Récit imaginé par Mathieu Auger, Anne Clément, Bernard Gagnet et Ethan Tarragano, et facilité par Hélène Chesnel dans le cadre de l’atelier organisé par Imagine LA et futurs proches le 3 avril 2023.

Thème de l’atelier :  Et si, en 2050, nous travaillions dans un cadre coopératif, bienveillant et attentif ?


Le jour où j’ai rencontré Coralie, c’était un matin brumeux de l’automne 2047. Elle poussait pour la première fois la porte de notre SCOP Arch’utopie. C’était, m’a-t-elle dit, le dispositif Respir’action qui l’avait motivée à venir nous rencontrer. Civin, le promoteur immobilier qui l’embauchait, avait été l’une des premières entreprises à mettre en place ce dispositif en 2035. Il permet aux employés de découvrir le fonctionnement d’autres entreprises, pour s’en inspirer. Coralie, architecte, y a tout de suite trouvé un intérêt et une belle occasion de respirer un peu.

Il n’a pas fallu longtemps pour que je saisisse les raisons profondes de ce besoin. Il était évident que Coralie n’allait pas bien dans son travail : pression de ses collègues, manque de reconnaissance de ses compétences, frustration liée à l’immobilisme de son entreprise pour une architecture plus vertueuse, manque de sens, management peu attentif à sa réalité personnelle. Coralie avait beaucoup à dire sur son entreprise et cela pesait de plus en plus sur ses épaules de maman solo.

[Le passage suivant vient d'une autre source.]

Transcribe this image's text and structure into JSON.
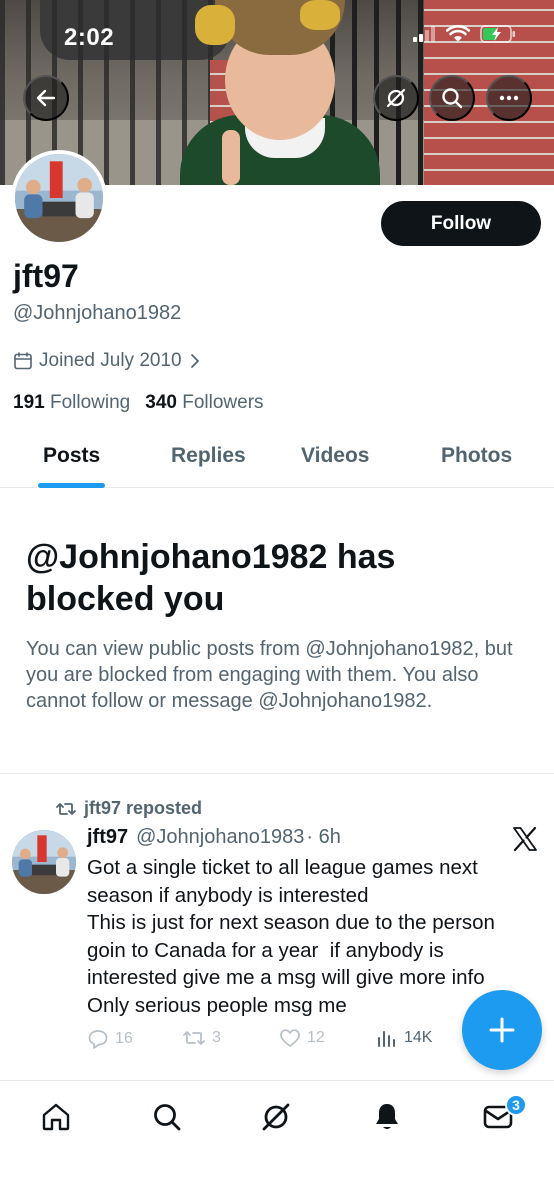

Seule avec ses trois enfants en bas âge, elle vivait à Vieillevigne à près d’une heure de son travail sur l’Île de Nantes. Les journées étaient denses pour cette musicienne dans l’âme. Elle m’avoua qu’à ce moment de sa vie, ce n’était plus la musique qui donnait le tempo et, faute de temps, elle avait du dire adieu à son saxo et à sa fanfare.

La longue discussion que nous avons eu ce jour-là lui a permis, je crois, de mettre le doigt sur des pratiques qui la mettait en souffrance dans son travail.  Elle a été, par exemple, très surprise de constater que, à Arch’utopie, l’ensemble des décisions sont prises de façon collégiale, que chacun peut contribuer à alimenter la vision à long terme et que chaque personne connaît le métier de l’autre grâce à un parcours immersif.

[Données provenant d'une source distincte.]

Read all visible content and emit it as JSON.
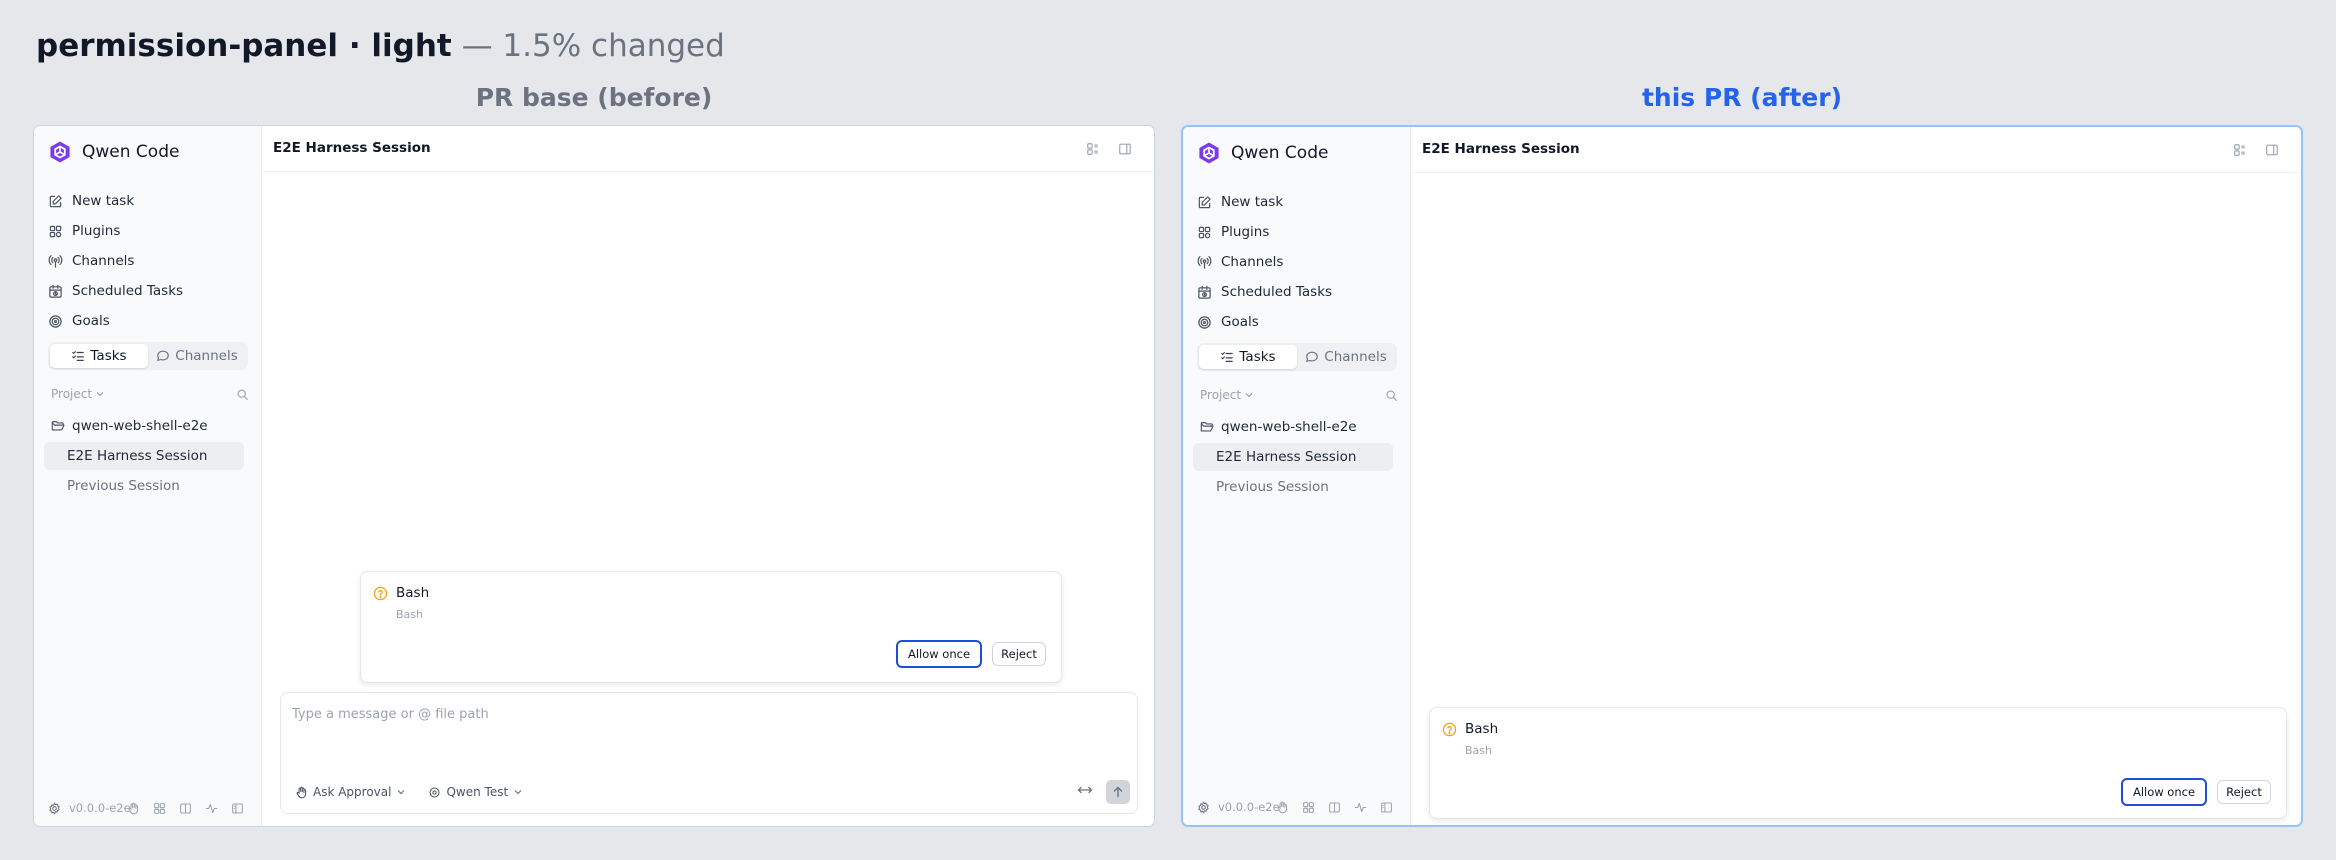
{
  "page_title": {
    "bold": "permission-panel · light",
    "light": " — 1.5% changed"
  },
  "panels": [
    {
      "label": "PR base (before)",
      "app_name": "Qwen Code",
      "nav": [
        "New task",
        "Plugins",
        "Channels",
        "Scheduled Tasks",
        "Goals"
      ],
      "tabs": [
        "Tasks",
        "Channels"
      ],
      "project_label": "Project",
      "folder": "qwen-web-shell-e2e",
      "sessions": [
        "E2E Harness Session",
        "Previous Session"
      ],
      "version": "v0.0.0-e2e",
      "session_title": "E2E Harness Session",
      "permission": {
        "title": "Bash",
        "subtitle": "Bash",
        "allow": "Allow once",
        "reject": "Reject"
      },
      "composer": {
        "placeholder": "Type a message or @ file path",
        "mode": "Ask Approval",
        "model": "Qwen Test"
      }
    },
    {
      "label": "this PR (after)",
      "app_name": "Qwen Code",
      "nav": [
        "New task",
        "Plugins",
        "Channels",
        "Scheduled Tasks",
        "Goals"
      ],
      "tabs": [
        "Tasks",
        "Channels"
      ],
      "project_label": "Project",
      "folder": "qwen-web-shell-e2e",
      "sessions": [
        "E2E Harness Session",
        "Previous Session"
      ],
      "version": "v0.0.0-e2e",
      "session_title": "E2E Harness Session",
      "permission": {
        "title": "Bash",
        "subtitle": "Bash",
        "allow": "Allow once",
        "reject": "Reject"
      }
    }
  ],
  "colors": {
    "accent_after": "#2563eb",
    "muted_before": "#6b7280",
    "allow_border": "#1d4ed8",
    "warning_icon": "#f59e0b",
    "logo": "#7c3aed"
  },
  "icons": {
    "nav": [
      "edit-icon",
      "puzzle-icon",
      "antenna-icon",
      "calendar-clock-icon",
      "target-icon"
    ],
    "tabs": [
      "task-list-icon",
      "chat-bubble-icon"
    ],
    "footer": [
      "settings-gear-icon",
      "hand-icon",
      "grid-icon",
      "book-icon",
      "activity-icon",
      "sidebar-icon"
    ]
  }
}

Je me souviens qu’à la sortie de notre longue conversation, Coralie était repartie avec l’idée qu’elle avait besoin de tout arrêter. Grâce au dispositif de déconnection mis en place par son entreprise, elle a pu s’accorder une pause, du temps pour elle, pour ses enfants et pour réfléchir à son avenir. Au bout de cette période de deux mois, coupée de son entreprise, elle a décidé de revenir avec des idées nouvelles et de les partager. Elle m’a proposé de l’accompagner pour témoigner et échanger auprès de ses collègues. On a d’abord rencontré l’ambassadeur de son service, chargé d’écouter les difficultés personnelles et professionnelles des salariés. A ce moment-là, je crois qu’elle n’imaginait pas vraiment tout ce que ça allait déclencher !

Car aujourd’hui, trois ans plus tard, bienveillance et valorisation de la complémentarité sont ancrées dans les pratiques de son entreprise. Des groupes d’échange laissent plus de place aux émotions de chacun, permettent de mieux repérer les personnes en souffrance. Grâce au système de rotation des équipes managériales, chacun a l’occasion de mettre en valeur son expertise. En découvrant les activités de tous, chacun comprend mieux le rôle de l’autre. L’initiative personnelle est perçue comme un apport d’expertise. Elle n’est plus considérée comme un poil à gratter. Elle est au contraire valorisée par l’encadrement.

C’est ainsi que Coralie est devenue référente de la cellule prospective pour anticiper les changements liés au climat, à la raréfaction des ressources et de l’énergie. Elle s’appuie sur l’expertise de chacun pour envisager des solutions d’avenir. Cette cellule, c’était son idée à Coralie et son entreprise l’a suivie. Tout comme pour la création d’une fanfare d’entreprise. Désormais, le saxo, c’est au boulot !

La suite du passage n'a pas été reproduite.